片山 現在の仕事では、素読み校正の機会が多いです。原稿を読みながら、言い回しがおかしくないか、書かれている内容に誤りがないかなどを見ていきます。ですから文法や敬語などの知識や、「事実として正確か」を確認する姿勢を身につけておくといいといます。いろいろな文章を読んで、言葉をたくさん知っておいてほしいですね。
※1 原稿の表記や事実確認を行い誤りを正す校正作業において、指示内容を簡略に表す記号のこと。

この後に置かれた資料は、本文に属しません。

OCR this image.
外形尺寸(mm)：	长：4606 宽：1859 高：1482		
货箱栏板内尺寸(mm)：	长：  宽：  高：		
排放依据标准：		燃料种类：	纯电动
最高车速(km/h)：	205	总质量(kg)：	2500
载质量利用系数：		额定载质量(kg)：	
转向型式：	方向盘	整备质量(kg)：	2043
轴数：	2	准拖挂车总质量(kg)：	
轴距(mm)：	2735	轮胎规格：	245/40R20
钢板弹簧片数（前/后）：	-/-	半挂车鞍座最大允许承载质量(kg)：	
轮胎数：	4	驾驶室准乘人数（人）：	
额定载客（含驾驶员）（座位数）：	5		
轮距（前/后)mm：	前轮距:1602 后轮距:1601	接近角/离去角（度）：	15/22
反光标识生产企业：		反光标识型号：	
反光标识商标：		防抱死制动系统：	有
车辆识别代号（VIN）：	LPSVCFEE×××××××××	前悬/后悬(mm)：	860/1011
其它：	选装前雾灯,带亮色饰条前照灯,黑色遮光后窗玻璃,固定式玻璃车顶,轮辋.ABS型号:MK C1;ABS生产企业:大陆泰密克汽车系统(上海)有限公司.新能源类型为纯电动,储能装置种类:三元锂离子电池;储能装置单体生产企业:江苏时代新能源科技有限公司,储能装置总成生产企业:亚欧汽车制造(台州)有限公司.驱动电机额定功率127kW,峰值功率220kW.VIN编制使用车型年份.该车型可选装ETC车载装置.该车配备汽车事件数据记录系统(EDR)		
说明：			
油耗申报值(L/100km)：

※2 原資料と原稿内容が合っているか、照らし合わせて確認すること。
※3 原資料などとの照らし合わせが終わった後で原稿を読み返し、文意が通じるか、誤植が残っていないかなどを確認する作業のこと。
今後は自身の手で、母校の魅力を紹介したい
今井 就職活動はどのように進められたのですか?
片山 出版系の企業では、エントリーシートとともに企画案の提出を求められることも多かったです。普段から「どんなアイディアが読者に喜ばれるだろう」と考えてメモを取っていました。それから、なぜ自分がこの仕事をしたいのかを自分の言葉で説明できるように心がけていました。私は製作や編集の仕事を志望していたけれど、同時に、仕事を通じて誰かの役に立つこともしたかった。「進路選択に役立つ情報を高校生に提供する」という方向性があるこの会社では自分の志向をアピールしやすかったし、またそれが採用につながったのではないかと思います。

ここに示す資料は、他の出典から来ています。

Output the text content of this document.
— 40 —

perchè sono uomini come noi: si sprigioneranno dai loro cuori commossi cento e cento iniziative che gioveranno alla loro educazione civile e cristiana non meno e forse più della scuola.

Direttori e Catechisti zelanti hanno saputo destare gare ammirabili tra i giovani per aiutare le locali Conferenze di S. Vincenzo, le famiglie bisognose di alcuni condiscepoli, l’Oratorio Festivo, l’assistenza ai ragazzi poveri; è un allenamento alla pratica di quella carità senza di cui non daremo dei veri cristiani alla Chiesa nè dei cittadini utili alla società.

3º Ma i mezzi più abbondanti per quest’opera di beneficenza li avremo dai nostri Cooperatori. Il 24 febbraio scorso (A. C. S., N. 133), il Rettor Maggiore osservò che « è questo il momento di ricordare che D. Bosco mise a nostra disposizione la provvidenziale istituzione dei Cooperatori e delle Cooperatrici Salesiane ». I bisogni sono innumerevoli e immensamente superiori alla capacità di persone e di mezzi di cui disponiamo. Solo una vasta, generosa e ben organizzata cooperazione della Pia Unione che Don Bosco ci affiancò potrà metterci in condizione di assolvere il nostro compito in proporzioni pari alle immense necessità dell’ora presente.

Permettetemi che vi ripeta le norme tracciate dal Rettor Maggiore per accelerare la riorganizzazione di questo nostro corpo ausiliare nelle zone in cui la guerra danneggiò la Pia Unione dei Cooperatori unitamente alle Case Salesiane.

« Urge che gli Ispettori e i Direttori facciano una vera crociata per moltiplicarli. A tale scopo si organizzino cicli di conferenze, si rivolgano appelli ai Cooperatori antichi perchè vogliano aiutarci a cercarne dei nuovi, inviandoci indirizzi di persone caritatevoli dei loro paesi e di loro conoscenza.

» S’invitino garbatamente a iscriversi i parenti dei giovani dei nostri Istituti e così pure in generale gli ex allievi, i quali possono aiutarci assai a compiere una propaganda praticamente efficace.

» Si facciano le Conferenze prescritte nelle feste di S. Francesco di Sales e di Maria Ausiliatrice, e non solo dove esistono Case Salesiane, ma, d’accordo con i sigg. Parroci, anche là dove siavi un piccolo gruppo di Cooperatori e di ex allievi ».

小瀬村 就職活動の中で、学校の環境をどのように活用されましたか?
片山 キャリアセンターには毎日通い、求人票を見たり、キャリアアドバイザーに活動状況を話して具体的なアドバイスをいただいたりしていました。出版や編集に関わる企業は都心にオフィスがあるところが多いので、各企業へのアクセスがよい渋谷キャンパスの立地にも助けられました。
今井 今後の抱負をお聞かせください。
片山 『大學新聞』で何度か実践女子大学を取り上げているのですが、私自身はまだ関わったことがないんです。学生一人ひとりを見てその適性を伸ばす教育を行うことや、学びの環境づくりに力を入れている点など、実践には多くの特長があることを体験上よく理解しているので、いずれは自分の手でこの大学の魅力を発信して多くの人に知っていただきたいですね。また、教育の現場に足を運んでいて、経済的な理由で大学進学を諦める生徒がまだまだいることを実感し胸が痛くなります。奨学金の利用法をわかりやすく紹介するなど、情報の面から読者の可能性を広げることに少しでも貢献したいと考えています。
小瀬村 私たち後輩にメッセージをお願いします。
片山 「やってみたい!」と思うことがあるなら、ぜひ積極的に挑戦してほしいですね。いろいろな経験をすることが、自らの可能性を豊かにしてくれます。失敗からだってたくさんのことを学べますから、怖がらないでほしいです。もし悩むことがあるなら、先生に相談してみてください。実践の先生方は学生をよく見ているので、課題解決につながるヒントが、その言葉からきっとつかめると思います。
インタビューを終えて
「狭き門」と言われる出版?編集分野で、学科の先輩が活躍されている様子に力づけられました。職場を拝見して、女性が多いことにも驚かされました。この会社は出産?育児休暇など女性が長く仕事をするための制度が充実していて、それを活用される社員も多いとのこと。いろいろな意味で刺激を受けた1日になりました。
ゆすらっこ YUSRACCO.
『YUSRACCO.』は、2005年に日本語コミュニケーション学科出版編集コースにできた「出版編集コース編集部」が発行する雑誌です。発行は年数回。有志の学生が取材や写真撮影、記事執筆、レイアウトなど製作作業を一貫して行い、つくり上げています。
内容はキャンパスにあるさまざまな施設の活用法や渋谷周辺地域のタウン情報、出版編集分野に関わるイベントのお知らせなど。学生の、自由でのびのびとした視点でキャッチされた、多彩な情報が盛り込まれています。この雑誌はキャンパス内の各所に置かれ、自由にお持ちいただけます。ぜひ手に取って、編集部員が案内するキャンパスや渋谷の情報をお楽しみください。
※学生の学年表記は2016年度のものです。